How much of this could have been avoided if a non-profit driven entity dedicated to strengthening the nation had been more willing to fund basic medical care for 'those people'.
posted by Slackermagee at 11:42 AM on May 17, 2012


damnit nomyte, I typed in "undescended canines" and google gave me something completely different than I was expecting and seeing a pair of dog nuts on my lunch break (at work nonetheless) is something I don't want to ever have to have happen again.

I think "impacted" is the more accepted term, but its meaning is less transparent. But never mind that, just don't google anything pertaining to dental disasters and you'll be better off in the end.
posted by Nomyte at 12:00 PM on May 17, 2012


Slightly off topic but in the US fluoridated water and toothpaste has massively reduced the number of cavities people get and as a result dental profits plummeted. To compensate they've found other services to push and are now profitable again, but at the cost of making a visit to the dentist feel more like a time share pitch than a medical procedure. I went to one dentist in Silicon Valley (once) where there were *four* non-technicians in the room pitching me cosmetic and other non-necessary services. The second one I tried sold me on root planing and had me come in for it enough that my insurance finally put their foot down. I miss the old "one dentist, one tech, one receptionist" offices.

Back on topic the idea of mobile dental offices delivering services to poor kids is wonderful and I hope that we find a way of doing this that doesn't reward scum like these outfits.
posted by Blue Meanie at 12:00 PM on May 17, 2012 [1 favorite]


All this crap seems pretty common in the dental industry. This is just a new twist on it. When I moved to Atlanta I went looking for a dentist. The first place I tried told me I needed a couple of horribly expensive procedures done and then had the audacity to offer me financing. This was before they even did a routine cleaning, which was all I had come in for. I told them to go fuck themselves and found an honest dentist. Doing this to kids who aren't likely to stand up to an authority figure and then billing the government for it, is a new low, though.
posted by dortmunder at 12:36 PM on May 17, 2012


Why would baby teeth be root canaled or crowned? They fall out and adult teeth grow in a couple of years.
posted by bystander at 12:55 AM on May 18, 2012 [1 favorite]


And how do you administer the treatment? My 4yro won't even sit in the chair, let alone let a dentist drill in her mouth.
Surely the risks of anesthetic (you know, possible death) far outweigh any benefit the dental work might provide.
posted by bystander at 12:57 AM on May 18, 2012


Isaac Gagnon stepped off the school bus sobbing last October and opened his mouth to show his mother where it hurt.

She saw steel crowns on two of the 4-year-old’s back teeth.


Steel crowns?!?

A couple of years ago, I was in the process of getting a crown when power went out in the dentist's building.
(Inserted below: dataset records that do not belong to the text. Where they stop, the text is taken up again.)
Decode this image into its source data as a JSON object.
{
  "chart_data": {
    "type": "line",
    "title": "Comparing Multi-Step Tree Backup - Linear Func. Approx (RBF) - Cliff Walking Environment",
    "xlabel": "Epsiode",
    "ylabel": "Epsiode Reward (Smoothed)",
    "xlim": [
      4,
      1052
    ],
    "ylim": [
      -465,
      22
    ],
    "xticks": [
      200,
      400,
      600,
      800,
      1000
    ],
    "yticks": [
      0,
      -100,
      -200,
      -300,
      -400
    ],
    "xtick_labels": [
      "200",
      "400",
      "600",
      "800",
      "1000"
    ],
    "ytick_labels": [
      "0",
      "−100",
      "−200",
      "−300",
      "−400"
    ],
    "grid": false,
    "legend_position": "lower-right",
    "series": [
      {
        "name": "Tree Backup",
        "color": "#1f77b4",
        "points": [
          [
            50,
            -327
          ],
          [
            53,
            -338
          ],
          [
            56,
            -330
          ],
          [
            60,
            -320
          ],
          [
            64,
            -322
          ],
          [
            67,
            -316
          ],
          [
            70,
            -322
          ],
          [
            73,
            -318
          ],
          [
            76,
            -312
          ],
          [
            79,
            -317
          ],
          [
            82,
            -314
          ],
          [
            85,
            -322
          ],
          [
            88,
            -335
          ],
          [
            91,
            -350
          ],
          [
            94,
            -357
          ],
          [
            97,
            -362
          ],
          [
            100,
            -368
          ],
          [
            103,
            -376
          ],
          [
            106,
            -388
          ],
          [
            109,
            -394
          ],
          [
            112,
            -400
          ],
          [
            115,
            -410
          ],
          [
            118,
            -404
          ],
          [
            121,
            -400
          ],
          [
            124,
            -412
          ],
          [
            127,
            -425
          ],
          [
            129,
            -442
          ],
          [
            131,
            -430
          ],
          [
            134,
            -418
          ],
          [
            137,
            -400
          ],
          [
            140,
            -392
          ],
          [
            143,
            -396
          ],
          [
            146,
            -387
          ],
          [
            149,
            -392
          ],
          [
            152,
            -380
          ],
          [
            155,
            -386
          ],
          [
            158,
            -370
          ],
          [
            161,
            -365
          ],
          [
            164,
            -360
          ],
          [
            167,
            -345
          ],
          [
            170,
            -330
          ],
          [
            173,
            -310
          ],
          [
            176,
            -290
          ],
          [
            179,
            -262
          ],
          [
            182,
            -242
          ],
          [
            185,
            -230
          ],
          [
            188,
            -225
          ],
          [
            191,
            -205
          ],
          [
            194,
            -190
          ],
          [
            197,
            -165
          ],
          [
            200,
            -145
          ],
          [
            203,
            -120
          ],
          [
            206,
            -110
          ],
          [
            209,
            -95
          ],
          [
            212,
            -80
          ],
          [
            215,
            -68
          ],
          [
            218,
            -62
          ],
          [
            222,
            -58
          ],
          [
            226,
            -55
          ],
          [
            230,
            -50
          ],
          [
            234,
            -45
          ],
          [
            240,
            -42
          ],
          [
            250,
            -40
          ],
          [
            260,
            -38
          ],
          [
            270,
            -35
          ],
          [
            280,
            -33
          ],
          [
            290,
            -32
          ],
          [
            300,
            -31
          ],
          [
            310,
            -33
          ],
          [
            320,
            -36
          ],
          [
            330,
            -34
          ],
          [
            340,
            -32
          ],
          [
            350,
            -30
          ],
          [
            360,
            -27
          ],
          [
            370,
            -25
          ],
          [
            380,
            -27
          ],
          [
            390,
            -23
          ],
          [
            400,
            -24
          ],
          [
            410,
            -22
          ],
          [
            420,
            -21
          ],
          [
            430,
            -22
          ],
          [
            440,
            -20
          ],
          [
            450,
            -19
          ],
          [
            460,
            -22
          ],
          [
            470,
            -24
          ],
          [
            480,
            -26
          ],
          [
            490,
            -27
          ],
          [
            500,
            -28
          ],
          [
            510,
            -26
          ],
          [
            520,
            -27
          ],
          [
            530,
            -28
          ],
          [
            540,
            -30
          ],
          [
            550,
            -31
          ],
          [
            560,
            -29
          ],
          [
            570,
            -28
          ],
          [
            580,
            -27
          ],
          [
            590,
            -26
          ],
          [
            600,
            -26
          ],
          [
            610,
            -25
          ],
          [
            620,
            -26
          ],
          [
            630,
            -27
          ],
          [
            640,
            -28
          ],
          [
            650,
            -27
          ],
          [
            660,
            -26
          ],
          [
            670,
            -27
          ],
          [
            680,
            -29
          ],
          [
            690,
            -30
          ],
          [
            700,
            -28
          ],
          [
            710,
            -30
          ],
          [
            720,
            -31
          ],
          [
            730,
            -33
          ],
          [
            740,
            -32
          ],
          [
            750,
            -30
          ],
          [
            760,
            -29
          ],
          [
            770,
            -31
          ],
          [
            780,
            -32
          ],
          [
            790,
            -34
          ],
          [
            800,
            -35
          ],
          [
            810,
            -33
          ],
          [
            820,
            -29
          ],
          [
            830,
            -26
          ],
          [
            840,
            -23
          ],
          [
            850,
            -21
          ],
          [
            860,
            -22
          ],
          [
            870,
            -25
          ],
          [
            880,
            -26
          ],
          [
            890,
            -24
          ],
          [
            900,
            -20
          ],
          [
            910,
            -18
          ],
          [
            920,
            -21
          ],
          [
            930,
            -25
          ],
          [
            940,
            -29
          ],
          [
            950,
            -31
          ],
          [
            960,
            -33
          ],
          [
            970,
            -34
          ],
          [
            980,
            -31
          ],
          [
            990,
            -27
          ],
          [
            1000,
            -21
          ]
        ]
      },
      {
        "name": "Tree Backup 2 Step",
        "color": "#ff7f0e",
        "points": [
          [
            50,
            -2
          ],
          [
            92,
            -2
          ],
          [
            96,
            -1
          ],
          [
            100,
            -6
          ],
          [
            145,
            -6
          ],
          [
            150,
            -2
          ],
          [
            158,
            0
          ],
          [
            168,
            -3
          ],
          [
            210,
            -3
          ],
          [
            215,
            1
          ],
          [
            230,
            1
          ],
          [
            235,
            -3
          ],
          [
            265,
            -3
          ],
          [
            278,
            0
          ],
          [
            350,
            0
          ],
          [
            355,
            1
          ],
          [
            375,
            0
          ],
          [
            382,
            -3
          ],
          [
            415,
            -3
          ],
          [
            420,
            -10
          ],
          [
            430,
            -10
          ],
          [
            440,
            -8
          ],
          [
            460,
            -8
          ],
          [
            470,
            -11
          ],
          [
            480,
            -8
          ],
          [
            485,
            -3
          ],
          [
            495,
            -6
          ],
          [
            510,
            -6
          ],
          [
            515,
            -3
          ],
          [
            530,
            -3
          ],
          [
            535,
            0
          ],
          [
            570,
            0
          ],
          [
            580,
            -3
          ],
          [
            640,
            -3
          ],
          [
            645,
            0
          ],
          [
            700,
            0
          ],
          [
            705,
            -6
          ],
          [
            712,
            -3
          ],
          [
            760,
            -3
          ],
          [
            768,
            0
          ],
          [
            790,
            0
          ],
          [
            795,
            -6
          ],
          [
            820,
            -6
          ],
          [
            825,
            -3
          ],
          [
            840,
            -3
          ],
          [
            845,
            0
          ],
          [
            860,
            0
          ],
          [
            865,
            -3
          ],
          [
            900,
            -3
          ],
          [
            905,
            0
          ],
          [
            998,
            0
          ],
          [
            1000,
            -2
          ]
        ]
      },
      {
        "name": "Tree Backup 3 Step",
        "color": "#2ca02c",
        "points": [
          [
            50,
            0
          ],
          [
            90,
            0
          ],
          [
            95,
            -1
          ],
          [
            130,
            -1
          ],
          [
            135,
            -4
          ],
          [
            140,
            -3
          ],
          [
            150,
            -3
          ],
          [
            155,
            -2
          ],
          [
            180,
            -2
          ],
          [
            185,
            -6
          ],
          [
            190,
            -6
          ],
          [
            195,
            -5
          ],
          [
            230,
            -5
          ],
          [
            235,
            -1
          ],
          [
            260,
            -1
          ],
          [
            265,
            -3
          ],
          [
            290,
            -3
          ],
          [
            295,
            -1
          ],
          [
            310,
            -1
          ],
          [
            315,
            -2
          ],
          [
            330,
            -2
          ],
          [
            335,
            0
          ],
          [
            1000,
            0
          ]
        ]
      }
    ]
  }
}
They couldn't form a temporary crown without electricity, but "thankfully" they had a few stainless steel temporaries still on hand ("oh, we were about to throw these out!").

The next two weeks were a study in increasing misery as the crown became more and more sensitive to changes in temperature. At the end, I couldn't tolerate any solids or liquids that hadn't been warmed/cooled to the temperature of my mouth. (In the meantime, my pleas to the dentist to replace the crown with a proper temporary, or to write me a scrip to deal with the pain went completely unheeded.)
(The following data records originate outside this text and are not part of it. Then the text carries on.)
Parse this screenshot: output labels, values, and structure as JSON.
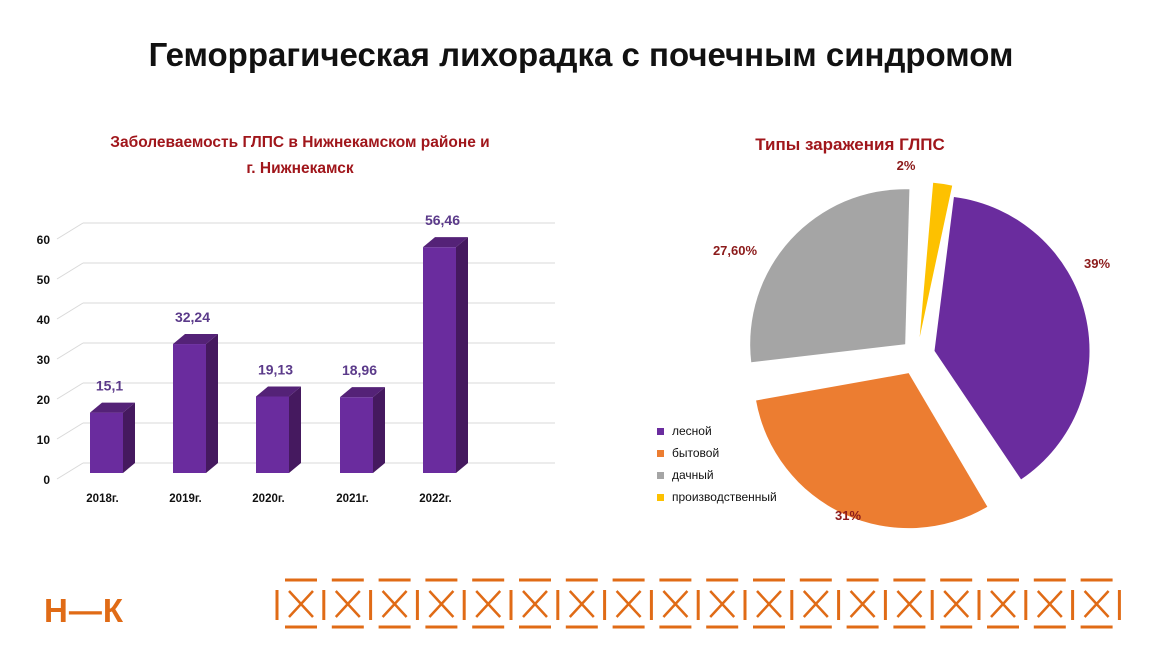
{
  "title": "Геморрагическая лихорадка с почечным синдромом",
  "logo": "Н—К",
  "chart_data": [
    {
      "type": "bar",
      "title": "Заболеваемость ГЛПС в Нижнекамском районе и г. Нижнекамск",
      "title_lines": [
        "Заболеваемость ГЛПС в Нижнекамском районе и",
        "г. Нижнекамск"
      ],
      "categories": [
        "2018г.",
        "2019г.",
        "2020г.",
        "2021г.",
        "2022г."
      ],
      "values": [
        15.1,
        32.24,
        19.13,
        18.96,
        56.46
      ],
      "data_labels": [
        "15,1",
        "32,24",
        "19,13",
        "18,96",
        "56,46"
      ],
      "yticks": [
        0,
        10,
        20,
        30,
        40,
        50,
        60
      ],
      "ylim": [
        0,
        60
      ],
      "grid": true,
      "style": "3d",
      "color": "#6a2c9e"
    },
    {
      "type": "pie",
      "title": "Типы заражения ГЛПС",
      "exploded": true,
      "legend_position": "left",
      "slices": [
        {
          "name": "лесной",
          "value": 39,
          "label": "39%",
          "color": "#6a2c9e"
        },
        {
          "name": "бытовой",
          "value": 31,
          "label": "31%",
          "color": "#ec7d31"
        },
        {
          "name": "дачный",
          "value": 27.6,
          "label": "27,60%",
          "color": "#a5a5a5"
        },
        {
          "name": "производственный",
          "value": 2,
          "label": "2%",
          "color": "#fdc100"
        }
      ]
    }
  ],
  "colors": {
    "accent": "#e06b16",
    "label": "#a0161b"
  }
}
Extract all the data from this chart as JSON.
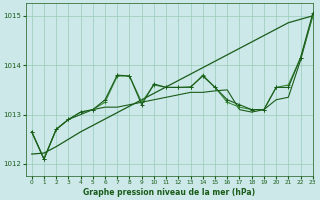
{
  "xlabel": "Graphe pression niveau de la mer (hPa)",
  "ylim": [
    1011.75,
    1015.25
  ],
  "xlim": [
    -0.5,
    23
  ],
  "yticks": [
    1012,
    1013,
    1014,
    1015
  ],
  "xticks": [
    0,
    1,
    2,
    3,
    4,
    5,
    6,
    7,
    8,
    9,
    10,
    11,
    12,
    13,
    14,
    15,
    16,
    17,
    18,
    19,
    20,
    21,
    22,
    23
  ],
  "bg_color": "#cce8e8",
  "grid_color": "#99ccbb",
  "dark": "#1a5c1a",
  "light": "#3a8c3a",
  "straight_line": [
    1012.2,
    1012.22,
    1012.35,
    1012.5,
    1012.65,
    1012.78,
    1012.91,
    1013.04,
    1013.17,
    1013.3,
    1013.43,
    1013.56,
    1013.69,
    1013.82,
    1013.95,
    1014.08,
    1014.21,
    1014.34,
    1014.47,
    1014.6,
    1014.73,
    1014.86,
    1014.93,
    1015.0
  ],
  "wiggly1": [
    1012.65,
    1012.1,
    1012.7,
    1012.9,
    1013.05,
    1013.1,
    1013.25,
    1013.78,
    1013.78,
    1013.25,
    1013.6,
    1013.55,
    1013.55,
    1013.55,
    1013.8,
    1013.55,
    1013.25,
    1013.15,
    1013.1,
    1013.1,
    1013.55,
    1013.6,
    1014.15,
    1015.0
  ],
  "wiggly2": [
    1012.65,
    1012.1,
    1012.7,
    1012.9,
    1013.05,
    1013.1,
    1013.3,
    1013.8,
    1013.78,
    1013.2,
    1013.62,
    1013.55,
    1013.55,
    1013.56,
    1013.78,
    1013.55,
    1013.3,
    1013.2,
    1013.1,
    1013.1,
    1013.55,
    1013.55,
    1014.15,
    1015.05
  ],
  "smooth": [
    1012.65,
    1012.1,
    1012.7,
    1012.9,
    1013.0,
    1013.1,
    1013.15,
    1013.15,
    1013.2,
    1013.25,
    1013.3,
    1013.35,
    1013.4,
    1013.45,
    1013.45,
    1013.48,
    1013.5,
    1013.1,
    1013.05,
    1013.1,
    1013.3,
    1013.35,
    1014.1,
    1015.0
  ]
}
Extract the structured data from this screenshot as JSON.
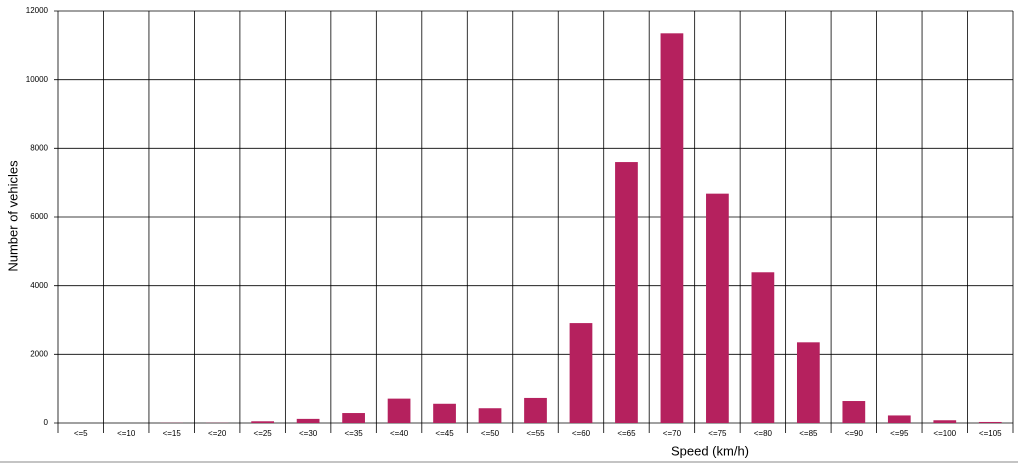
{
  "chart_data": {
    "type": "bar",
    "x_label": "Speed (km/h)",
    "y_label": "Number of vehicles",
    "categories": [
      "<=5",
      "<=10",
      "<=15",
      "<=20",
      "<=25",
      "<=30",
      "<=35",
      "<=40",
      "<=45",
      "<=50",
      "<=55",
      "<=60",
      "<=65",
      "<=70",
      "<=75",
      "<=80",
      "<=85",
      "<=90",
      "<=95",
      "<=100",
      "<=105"
    ],
    "values": [
      0,
      0,
      5,
      5,
      50,
      120,
      290,
      710,
      560,
      430,
      730,
      2910,
      7600,
      11350,
      6680,
      4390,
      2350,
      640,
      220,
      80,
      30
    ],
    "color": "#b5215e",
    "ylim": [
      0,
      12000
    ],
    "yticks": [
      0,
      2000,
      4000,
      6000,
      8000,
      10000,
      12000
    ],
    "grid": true
  }
}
Needless to say, I've changed dentists. And if I found steel crowns in my child's mouth, my first call would be to another dentist to get them the hell out. My second call would be to a malpractice attorney.
posted by malocchio at 6:44 AM on May 18, 2012 [1 favorite]


I am appalled by the stories in this thread of dental procedures done without anesthesia. What kind of sadistic dentist (who is not later eaten by a giant plant) does this?
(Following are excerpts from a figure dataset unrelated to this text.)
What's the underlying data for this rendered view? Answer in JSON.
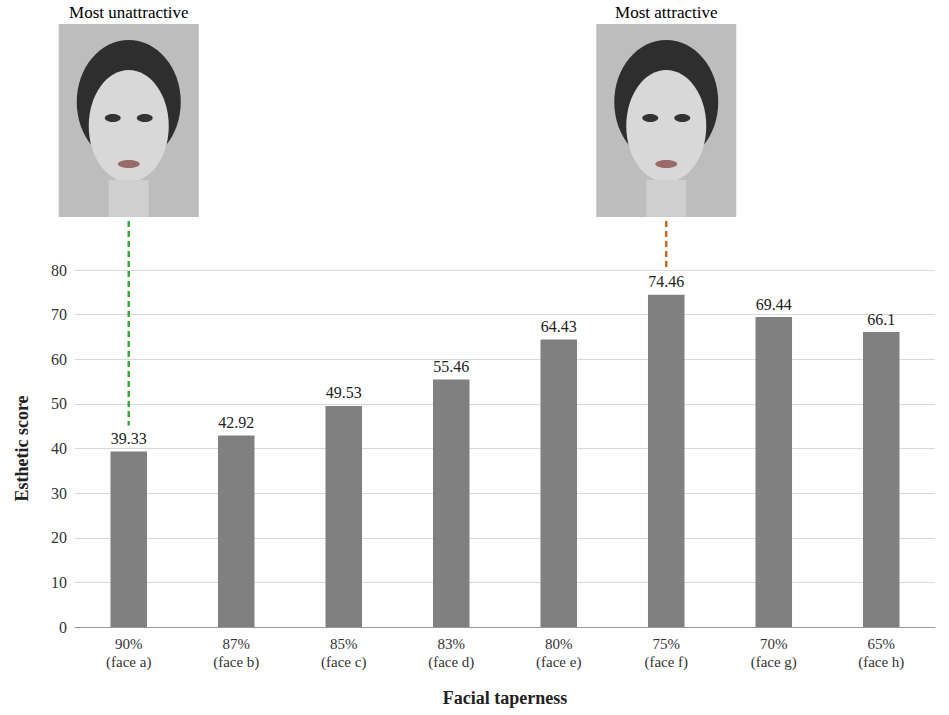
{
  "chart_data": {
    "type": "bar",
    "categories": [
      "90%\n(face a)",
      "87%\n(face b)",
      "85%\n(face c)",
      "83%\n(face d)",
      "80%\n(face e)",
      "75%\n(face f)",
      "70%\n(face g)",
      "65%\n(face h)"
    ],
    "values": [
      39.33,
      42.92,
      49.53,
      55.46,
      64.43,
      74.46,
      69.44,
      66.1
    ],
    "color": "#808080",
    "x_label": "Facial taperness",
    "y_label": "Esthetic score",
    "ylim": [
      0,
      80
    ],
    "yticks": [
      0,
      10,
      20,
      30,
      40,
      50,
      60,
      70,
      80
    ],
    "grid": true,
    "data_labels": true,
    "annotations": [
      {
        "text": "Most unattractive",
        "category": "90%\n(face a)",
        "color": "#3aa83a"
      },
      {
        "text": "Most attractive",
        "category": "75%\n(face f)",
        "color": "#d2691e"
      }
    ]
  }
}
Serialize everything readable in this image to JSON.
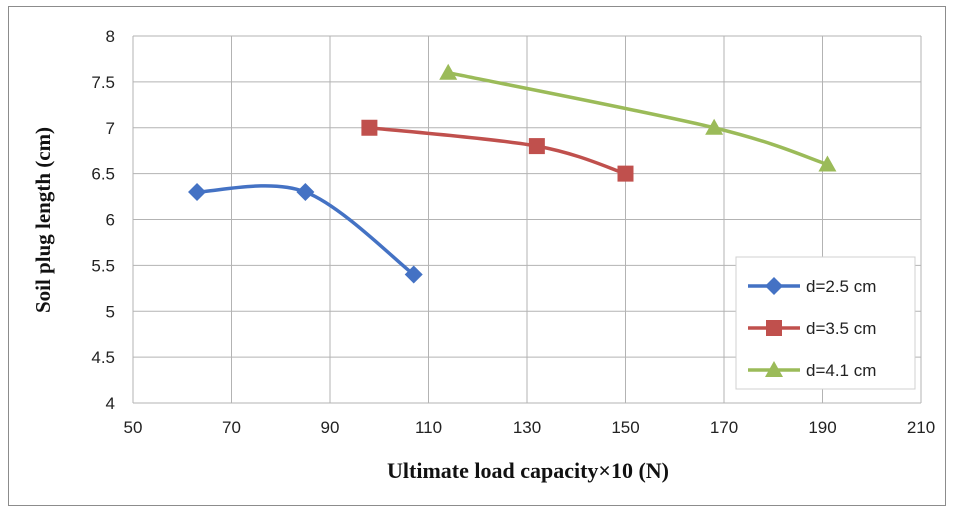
{
  "chart_data": {
    "type": "scatter",
    "title": "",
    "xlabel": "Ultimate load capacity×10 (N)",
    "ylabel": "Soil plug length (cm)",
    "xlim": [
      50,
      210
    ],
    "ylim": [
      4,
      8
    ],
    "xticks": [
      "50",
      "70",
      "90",
      "110",
      "130",
      "150",
      "170",
      "190",
      "210"
    ],
    "yticks": [
      "4",
      "4.5",
      "5",
      "5.5",
      "6",
      "6.5",
      "7",
      "7.5",
      "8"
    ],
    "grid": true,
    "smoothed_lines": true,
    "legend_position": "right",
    "series": [
      {
        "name": "d=2.5 cm",
        "marker": "diamond",
        "color": "#4472C4",
        "points": [
          [
            63,
            6.3
          ],
          [
            85,
            6.3
          ],
          [
            107,
            5.4
          ]
        ]
      },
      {
        "name": "d=3.5 cm",
        "marker": "square",
        "color": "#C0504D",
        "points": [
          [
            98,
            7.0
          ],
          [
            132,
            6.8
          ],
          [
            150,
            6.5
          ]
        ]
      },
      {
        "name": "d=4.1 cm",
        "marker": "triangle",
        "color": "#9BBB59",
        "points": [
          [
            114,
            7.6
          ],
          [
            168,
            7.0
          ],
          [
            191,
            6.6
          ]
        ]
      }
    ]
  }
}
I had a lot of cavities as a kid. The dentist I went to never used anything on me. No novocaine. No nothing. I became scared shitless of going to a dentist. It wasn't until I was well into my 20's that I had to see a dentist again (because my wisdom teeth were killing me) and I was introduced to the wonderful world of nitrous oxide, along with some crazy numbing agent swabbed along my gums before the needle went in.